Mr Berlusconi's opponents were quick to seize on his claims as brazen lies or proof of impotence in the international arena, or both. Romano Prodi, who will challenge Mr Berlusconi for the prime ministership next April, said mockingly: "What on earth has happened? He's finally realised this was a mistaken war? And he said as much to Bush? Which goes to show that he counts for nothing, nothing, nothing!"
Marco Rizzo, a Communist MEP, said: "Berlusconi the pacifist? ... He wants the wine bottle full, the wife drunk and the money in his wallet ... Berlusconi has made his choice. His reconsideration, on the eve of the election, is a case of crocodile tears."
The controversy drew further attention to claims made in La Repubblica, the Roman daily, this week that Italian military intelligence had fabricated documentary "proof" that Saddam Hussein purchased uranium from Niger - a claim, cited by President Bush in the run-up to war, which was a vital plank in the charge that Iraq possessed weapons of mass destruction.

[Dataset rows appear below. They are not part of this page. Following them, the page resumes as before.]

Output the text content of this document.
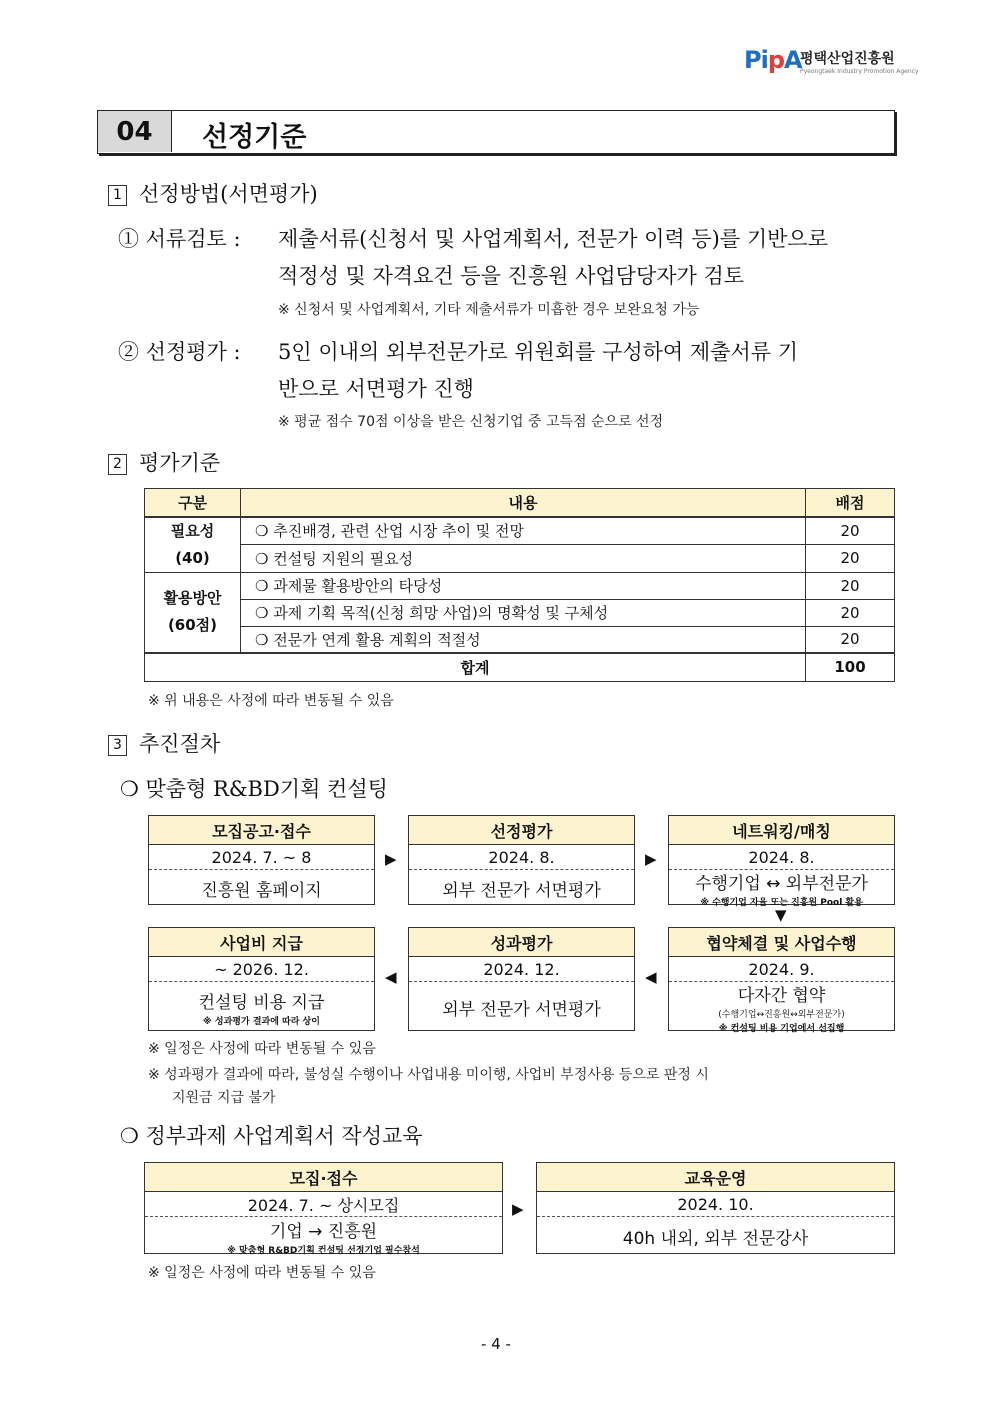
PipA
평택산업진흥원
Pyeongtaek Industry Promotion Agency
04	선정기준
1 선정방법(서면평가)
① 서류검토 : 제출서류(신청서 및 사업계획서, 전문가 이력 등)를 기반으로
적정성 및 자격요건 등을 진흥원 사업담당자가 검토
※ 신청서 및 사업계획서, 기타 제출서류가 미흡한 경우 보완요청 가능
② 선정평가 : 5인 이내의 외부전문가로 위원회를 구성하여 제출서류 기
반으로 서면평가 진행
※ 평균 점수 70점 이상을 받은 신청기업 중 고득점 순으로 선정
2 평가기준
구분	내용	배점
필요성
(40)	❍ 추진배경, 관련 산업 시장 추이 및 전망	20
	❍ 컨설팅 지원의 필요성	20
활용방안
(60점)	❍ 과제물 활용방안의 타당성	20
	❍ 과제 기획 목적(신청 희망 사업)의 명확성 및 구체성	20
	❍ 전문가 연계 활용 계획의 적절성	20
합계		100
※ 위 내용은 사정에 따라 변동될 수 있음
3 추진절차
❍ 맞춤형 R&BD기획 컨설팅
모집공고·접수
2024. 7. ~ 8
진흥원 홈페이지
▶
선정평가
2024. 8.
외부 전문가 서면평가
▶
네트워킹/매칭
2024. 8.
수행기업 ↔ 외부전문가
※ 수행기업 자율 또는 진흥원 Pool 활용
▼
사업비 지급
~ 2026. 12.
컨설팅 비용 지급
※ 성과평가 결과에 따라 상이
◀
성과평가
2024. 12.
외부 전문가 서면평가
◀
협약체결 및 사업수행
2024. 9.
다자간 협약
(수행기업↔진흥원↔외부전문가)
※ 컨설팅 비용 기업에서 선집행
※ 일정은 사정에 따라 변동될 수 있음
※ 성과평가 결과에 따라, 불성실 수행이나 사업내용 미이행, 사업비 부정사용 등으로 판정 시
지원금 지급 불가
❍ 정부과제 사업계획서 작성교육
모집·접수
2024. 7. ~ 상시모집
기업 → 진흥원
※ 맞춤형 R&BD기획 컨설팅 선정기업 필수참석
▶
교육운영
2024. 10.
40h 내외, 외부 전문강사
※ 일정은 사정에 따라 변동될 수 있음
- 4 -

The Italian government has denied the claims in La Repubblica, but was forced to admit that Nicolo Pollari, head of Sismi, the Italian military intelligence, met Stephen Hadley, assistant to President Bush for National Security Affairs, on 9 September 2002, shortly before the file on Niger's alleged uranium deal with Iraq was made public.
The government said Mr Pollari had also met Condoleezza Rice, then National Security Adviser, though only for 15 minutes, and discussion was restricted to "problematic scenarios in the international arena". According to La Repubblica, Mr Pollari was under pressure from Mr Berlusconi to make a powerful contribution to the hunt for weapons of mass destruction in Iraq.